En l’occurrence, l’Honorable Pierre-C. Gagnon a jugé que la courte prescription extinctive de l’article 2929 C.c.Q. n’opère que si l’action en justice est fondée exclusivement sur l’atteinte à la réputation des demandeurs. On peut lire, dans la décision :
[57] La courte prescription extinctive de l’article 2929 C.c.Q. n’opère que si l’action en justice est fondée exclusivement sur l’atteinte à la réputation du [demandeur].
Parallèlement, la Cour détermine que plusieurs des chefs précités peuvent faire double emploi et notamment qu’ils ne reflètent que la manifestation des conséquences de l’atteinte à la réputation. À titre d’exemple, le juge se reporte à la perte de sommeil des demandeurs.

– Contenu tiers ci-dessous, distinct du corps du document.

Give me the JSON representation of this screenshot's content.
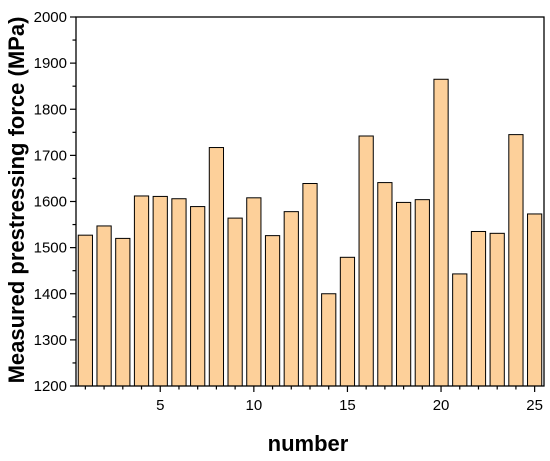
{
  "chart_data": {
    "type": "bar",
    "title": "",
    "xlabel": "number",
    "ylabel": "Measured prestressing force (MPa)",
    "ylim": [
      1200,
      2000
    ],
    "xlim": [
      0.5,
      25.5
    ],
    "categories": [
      1,
      2,
      3,
      4,
      5,
      6,
      7,
      8,
      9,
      10,
      11,
      12,
      13,
      14,
      15,
      16,
      17,
      18,
      19,
      20,
      21,
      22,
      23,
      24,
      25
    ],
    "values": [
      1527,
      1547,
      1520,
      1612,
      1611,
      1606,
      1589,
      1717,
      1564,
      1608,
      1526,
      1578,
      1639,
      1400,
      1479,
      1742,
      1641,
      1598,
      1604,
      1865,
      1443,
      1535,
      1531,
      1745,
      1573
    ],
    "x_ticks": [
      5,
      10,
      15,
      20,
      25
    ],
    "y_ticks": [
      1200,
      1300,
      1400,
      1500,
      1600,
      1700,
      1800,
      1900,
      2000
    ],
    "bar_color": "#fdd09a",
    "bar_edge_color": "#000000",
    "grid": false,
    "legend": "none"
  }
}
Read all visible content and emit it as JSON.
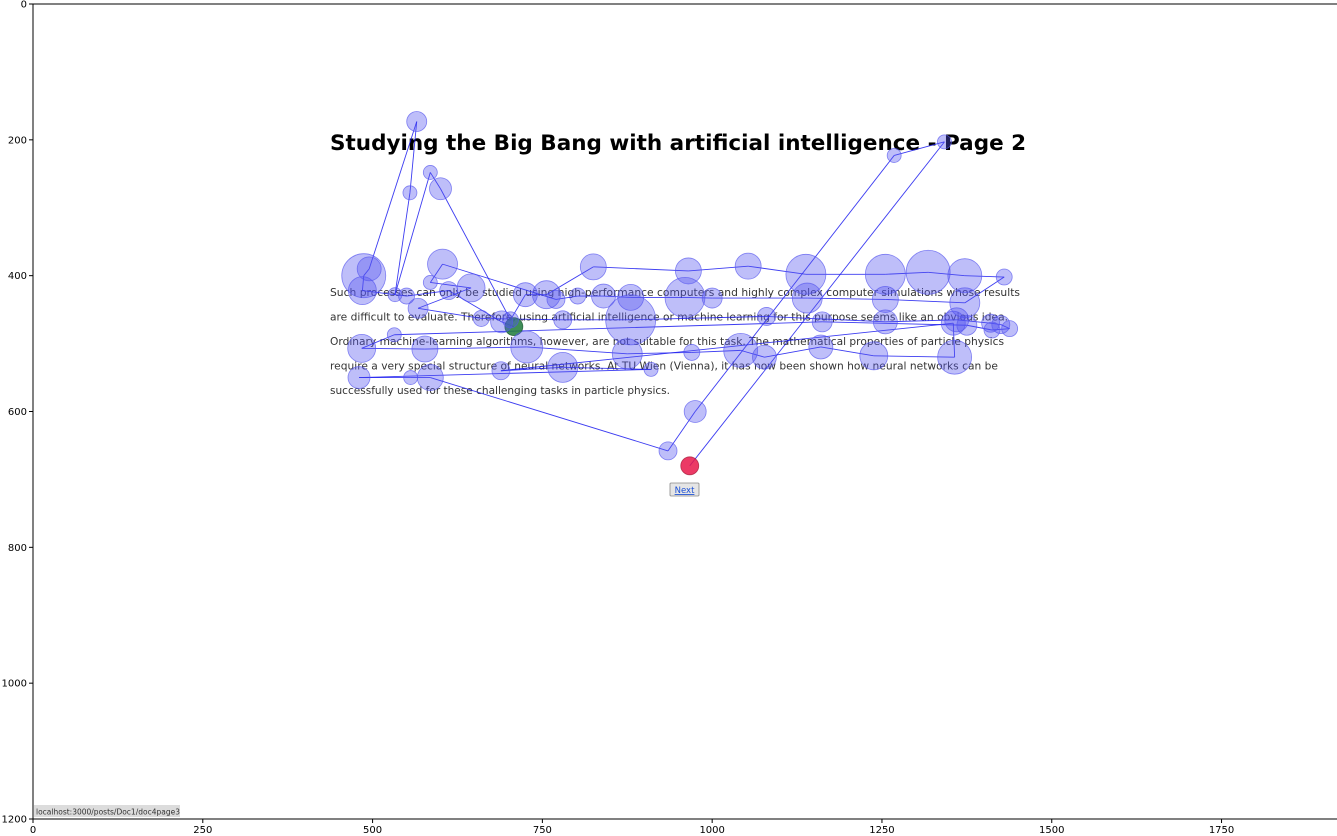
{
  "page": {
    "title": "Studying the Big Bang with artificial intelligence - Page 2",
    "paragraph_lines": [
      "Such processes can only be studied using high-performance computers and highly complex computer simulations whose results",
      "are difficult to evaluate. Therefore, using artificial intelligence or machine learning for this purpose seems like an obvious idea.",
      "Ordinary machine-learning algorithms, however, are not suitable for this task. The mathematical properties of particle physics",
      "require a very special structure of neural networks. At TU Wien (Vienna), it has now been shown how neural networks can be",
      "successfully used for these challenging tasks in particle physics."
    ],
    "next_label": "Next",
    "status_url": "localhost:3000/posts/Doc1/doc4page3"
  },
  "chart_data": {
    "type": "scatter",
    "title": "",
    "xlabel": "",
    "ylabel": "",
    "xlim": [
      0,
      1920
    ],
    "ylim": [
      1200,
      0
    ],
    "x_ticks": [
      0,
      250,
      500,
      750,
      1000,
      1250,
      1500,
      1750
    ],
    "y_ticks": [
      0,
      200,
      400,
      600,
      800,
      1000,
      1200
    ],
    "grid": false,
    "legend": "none",
    "colors": {
      "fixation": "#5555ee",
      "path": "#1a1aee",
      "start": "#1f7a3a",
      "end": "#e8174a"
    },
    "series": [
      {
        "values": [
          {
            "x": 708,
            "y": 475,
            "r": 9
          },
          {
            "x": 690,
            "y": 468,
            "r": 11
          },
          {
            "x": 612,
            "y": 422,
            "r": 9
          },
          {
            "x": 550,
            "y": 430,
            "r": 8
          },
          {
            "x": 485,
            "y": 422,
            "r": 14
          },
          {
            "x": 487,
            "y": 400,
            "r": 22
          },
          {
            "x": 495,
            "y": 390,
            "r": 12
          },
          {
            "x": 565,
            "y": 173,
            "r": 10
          },
          {
            "x": 555,
            "y": 278,
            "r": 7
          },
          {
            "x": 533,
            "y": 428,
            "r": 7
          },
          {
            "x": 585,
            "y": 248,
            "r": 7
          },
          {
            "x": 600,
            "y": 272,
            "r": 11
          },
          {
            "x": 703,
            "y": 465,
            "r": 8
          },
          {
            "x": 725,
            "y": 428,
            "r": 12
          },
          {
            "x": 756,
            "y": 428,
            "r": 14
          },
          {
            "x": 825,
            "y": 387,
            "r": 13
          },
          {
            "x": 965,
            "y": 393,
            "r": 13
          },
          {
            "x": 1053,
            "y": 386,
            "r": 13
          },
          {
            "x": 1138,
            "y": 398,
            "r": 20
          },
          {
            "x": 1255,
            "y": 398,
            "r": 20
          },
          {
            "x": 1318,
            "y": 395,
            "r": 22
          },
          {
            "x": 1372,
            "y": 400,
            "r": 17
          },
          {
            "x": 1430,
            "y": 402,
            "r": 8
          },
          {
            "x": 1372,
            "y": 440,
            "r": 15
          },
          {
            "x": 1255,
            "y": 435,
            "r": 13
          },
          {
            "x": 1140,
            "y": 433,
            "r": 15
          },
          {
            "x": 1000,
            "y": 433,
            "r": 10
          },
          {
            "x": 960,
            "y": 432,
            "r": 20
          },
          {
            "x": 880,
            "y": 432,
            "r": 13
          },
          {
            "x": 840,
            "y": 430,
            "r": 12
          },
          {
            "x": 802,
            "y": 430,
            "r": 8
          },
          {
            "x": 770,
            "y": 435,
            "r": 9
          },
          {
            "x": 603,
            "y": 383,
            "r": 15
          },
          {
            "x": 585,
            "y": 410,
            "r": 7
          },
          {
            "x": 645,
            "y": 418,
            "r": 14
          },
          {
            "x": 567,
            "y": 448,
            "r": 10
          },
          {
            "x": 660,
            "y": 463,
            "r": 8
          },
          {
            "x": 780,
            "y": 465,
            "r": 9
          },
          {
            "x": 880,
            "y": 465,
            "r": 25
          },
          {
            "x": 1080,
            "y": 460,
            "r": 9
          },
          {
            "x": 1255,
            "y": 468,
            "r": 12
          },
          {
            "x": 1360,
            "y": 465,
            "r": 12
          },
          {
            "x": 1410,
            "y": 470,
            "r": 9
          },
          {
            "x": 1425,
            "y": 472,
            "r": 9
          },
          {
            "x": 1438,
            "y": 478,
            "r": 8
          },
          {
            "x": 1412,
            "y": 480,
            "r": 8
          },
          {
            "x": 1375,
            "y": 473,
            "r": 10
          },
          {
            "x": 1162,
            "y": 468,
            "r": 10
          },
          {
            "x": 532,
            "y": 487,
            "r": 7
          },
          {
            "x": 484,
            "y": 507,
            "r": 14
          },
          {
            "x": 577,
            "y": 508,
            "r": 13
          },
          {
            "x": 727,
            "y": 505,
            "r": 16
          },
          {
            "x": 875,
            "y": 515,
            "r": 15
          },
          {
            "x": 970,
            "y": 513,
            "r": 8
          },
          {
            "x": 1042,
            "y": 510,
            "r": 17
          },
          {
            "x": 1077,
            "y": 520,
            "r": 12
          },
          {
            "x": 1160,
            "y": 505,
            "r": 12
          },
          {
            "x": 1238,
            "y": 518,
            "r": 14
          },
          {
            "x": 1357,
            "y": 520,
            "r": 17
          },
          {
            "x": 1355,
            "y": 470,
            "r": 12
          },
          {
            "x": 689,
            "y": 540,
            "r": 9
          },
          {
            "x": 780,
            "y": 535,
            "r": 15
          },
          {
            "x": 910,
            "y": 538,
            "r": 7
          },
          {
            "x": 480,
            "y": 550,
            "r": 11
          },
          {
            "x": 556,
            "y": 550,
            "r": 7
          },
          {
            "x": 585,
            "y": 550,
            "r": 13
          },
          {
            "x": 935,
            "y": 658,
            "r": 9
          },
          {
            "x": 975,
            "y": 600,
            "r": 11
          },
          {
            "x": 1268,
            "y": 223,
            "r": 7
          },
          {
            "x": 1342,
            "y": 203,
            "r": 7
          },
          {
            "x": 967,
            "y": 680,
            "r": 9
          }
        ]
      }
    ],
    "start_point": {
      "x": 708,
      "y": 475
    },
    "end_point": {
      "x": 967,
      "y": 680
    }
  }
}
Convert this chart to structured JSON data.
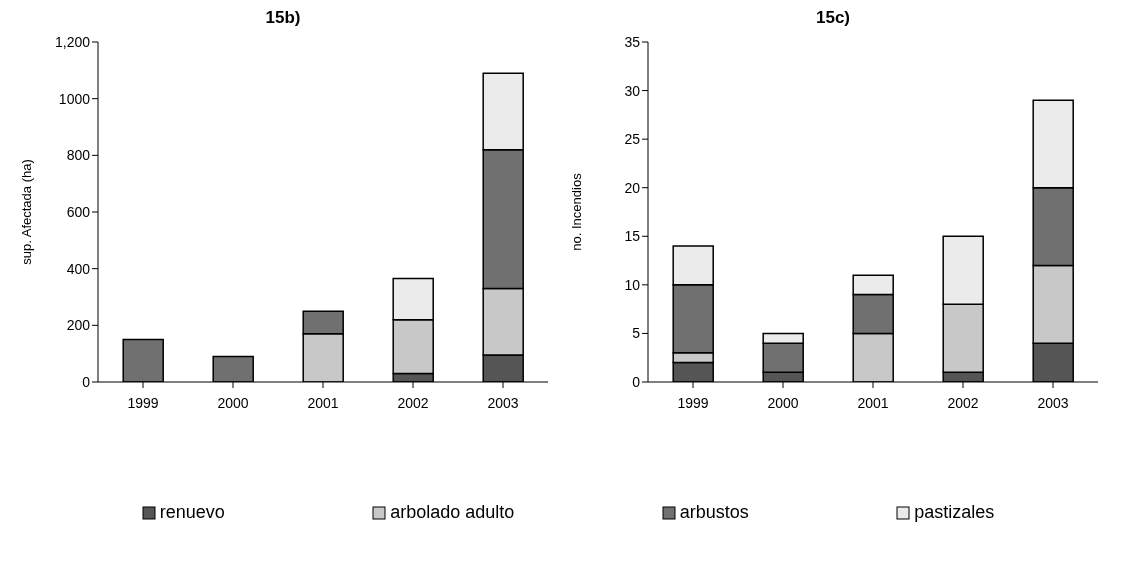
{
  "chart_data": [
    {
      "type": "bar",
      "title": "15b)",
      "ylabel": "sup. Afectada (ha)",
      "categories": [
        "1999",
        "2000",
        "2001",
        "2002",
        "2003"
      ],
      "stacked": true,
      "legend": "bottom",
      "grid": false,
      "ylim": [
        0,
        1200
      ],
      "yticks": [
        0,
        200,
        400,
        600,
        800,
        1000,
        {
          "value": 1200,
          "label": "1,200"
        }
      ],
      "series": [
        {
          "name": "renuevo",
          "color": "#555555",
          "values": [
            0,
            0,
            0,
            30,
            95
          ]
        },
        {
          "name": "arbolado adulto",
          "color": "#c8c8c8",
          "values": [
            0,
            0,
            170,
            190,
            235
          ]
        },
        {
          "name": "arbustos",
          "color": "#707070",
          "values": [
            150,
            90,
            80,
            0,
            490
          ]
        },
        {
          "name": "pastizales",
          "color": "#ebebeb",
          "values": [
            0,
            0,
            0,
            145,
            270
          ]
        }
      ]
    },
    {
      "type": "bar",
      "title": "15c)",
      "ylabel": "no. Incendios",
      "categories": [
        "1999",
        "2000",
        "2001",
        "2002",
        "2003"
      ],
      "stacked": true,
      "grid": false,
      "ylim": [
        0,
        35
      ],
      "yticks": [
        0,
        5,
        10,
        15,
        20,
        25,
        30,
        35
      ],
      "series": [
        {
          "color": "#555555",
          "values": [
            2,
            1,
            0,
            1,
            4
          ]
        },
        {
          "color": "#c8c8c8",
          "values": [
            1,
            0,
            5,
            7,
            8
          ]
        },
        {
          "color": "#707070",
          "values": [
            7,
            3,
            4,
            0,
            8
          ]
        },
        {
          "color": "#ebebeb",
          "values": [
            4,
            1,
            2,
            7,
            9
          ]
        }
      ]
    }
  ]
}
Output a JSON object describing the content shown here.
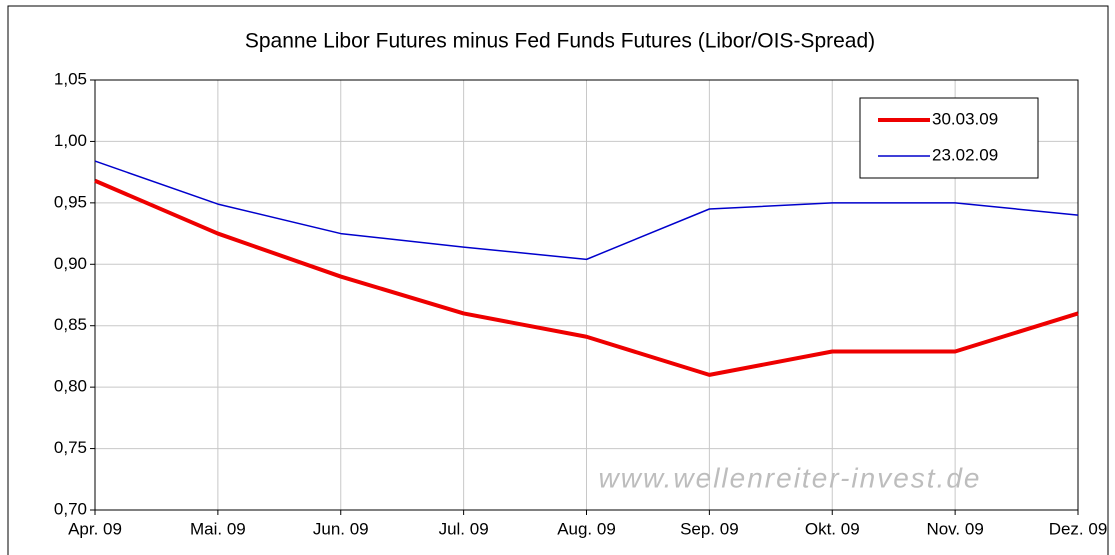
{
  "chart_data": {
    "type": "line",
    "title": "Spanne Libor Futures minus Fed Funds Futures (Libor/OIS-Spread)",
    "categories": [
      "Apr. 09",
      "Mai. 09",
      "Jun. 09",
      "Jul. 09",
      "Aug. 09",
      "Sep. 09",
      "Okt. 09",
      "Nov. 09",
      "Dez. 09"
    ],
    "series": [
      {
        "name": "30.03.09",
        "color": "#ee0000",
        "values": [
          0.968,
          0.925,
          0.89,
          0.86,
          0.841,
          0.81,
          0.829,
          0.829,
          0.86
        ]
      },
      {
        "name": "23.02.09",
        "color": "#0000cc",
        "values": [
          0.984,
          0.949,
          0.925,
          0.914,
          0.904,
          0.945,
          0.95,
          0.95,
          0.94
        ]
      }
    ],
    "ylim": [
      0.7,
      1.05
    ],
    "yticks": [
      {
        "value": 0.7,
        "label": "0,70"
      },
      {
        "value": 0.75,
        "label": "0,75"
      },
      {
        "value": 0.8,
        "label": "0,80"
      },
      {
        "value": 0.85,
        "label": "0,85"
      },
      {
        "value": 0.9,
        "label": "0,90"
      },
      {
        "value": 0.95,
        "label": "0,95"
      },
      {
        "value": 1.0,
        "label": "1,00"
      },
      {
        "value": 1.05,
        "label": "1,05"
      }
    ],
    "grid": true,
    "legend": "upper right",
    "watermark": "www.wellenreiter-invest.de"
  }
}
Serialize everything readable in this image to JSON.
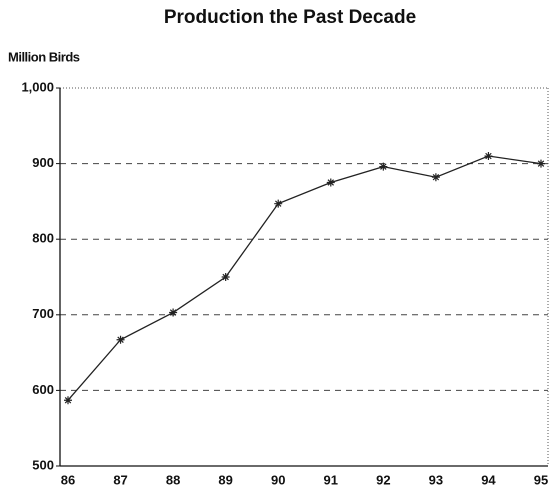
{
  "chart_data": {
    "type": "line",
    "title": "Production the Past Decade",
    "y_label": "Million Birds",
    "categories": [
      "86",
      "87",
      "88",
      "89",
      "90",
      "91",
      "92",
      "93",
      "94",
      "95"
    ],
    "values": [
      587,
      667,
      703,
      750,
      847,
      875,
      896,
      882,
      910,
      900
    ],
    "color": "#222222",
    "ylim": [
      500,
      1000
    ],
    "yticks": [
      500,
      600,
      700,
      800,
      900,
      {
        "value": 1000,
        "label": "1,000"
      }
    ],
    "grid": true
  }
}
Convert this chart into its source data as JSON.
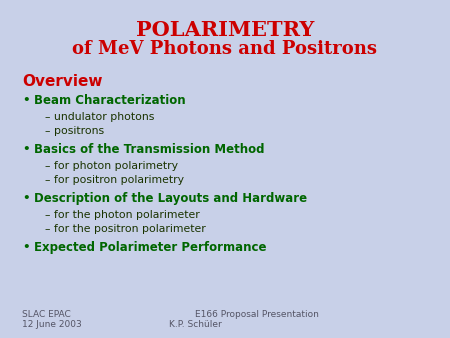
{
  "title_line1": "POLARIMETRY",
  "title_line2": "of MeV Photons and Positrons",
  "title_color": "#cc0000",
  "bg_color": "#c8d0e8",
  "section_color": "#cc0000",
  "bullet_color": "#006600",
  "sub_color": "#1a3300",
  "overview_text": "Overview",
  "bullets": [
    {
      "text": "Beam Characterization",
      "subs": [
        "undulator photons",
        "positrons"
      ]
    },
    {
      "text": "Basics of the Transmission Method",
      "subs": [
        "for photon polarimetry",
        "for positron polarimetry"
      ]
    },
    {
      "text": "Description of the Layouts and Hardware",
      "subs": [
        "for the photon polarimeter",
        "for the positron polarimeter"
      ]
    },
    {
      "text": "Expected Polarimeter Performance",
      "subs": []
    }
  ],
  "footer_left_line1": "SLAC EPAC",
  "footer_left_line2": "12 June 2003",
  "footer_right_line1": "E166 Proposal Presentation",
  "footer_right_line2": "K.P. Schüler",
  "footer_color": "#555566"
}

Il soutient cette affirmation en ces termes :
[65] Rejeter uniquement la réclamation de 50 000 $ pour atteinte à la réputation, en l’isolant des autres, serait donner un coup d’épée dans l’eau, car il se pourrait que le jugement au fond accorde tout de même à chaque demandeur le plein montant de 500 000 $ (ou moins), après les modifications procédurales appropriées.
Plus encore, le juge Gagnon reprend les enseignements de la Cour d’appel dans l’arrêt Filion c. Chiasson qui soulignent que le délai d’un an en matière d’atteinte à la réputation « est inapplicable quand les agissements fautifs débordent l’atteinte à la réputation et comportent d’autres facettes indissociables, dont l’intégrité physique, la dignité, la vie professionnelle et la vie privée des victimes alléguées. ».
Pour ces motifs, le tribunal a rejeté le moyen de prescription extinctive, ce qui confirme la présence d’exception à cette règle.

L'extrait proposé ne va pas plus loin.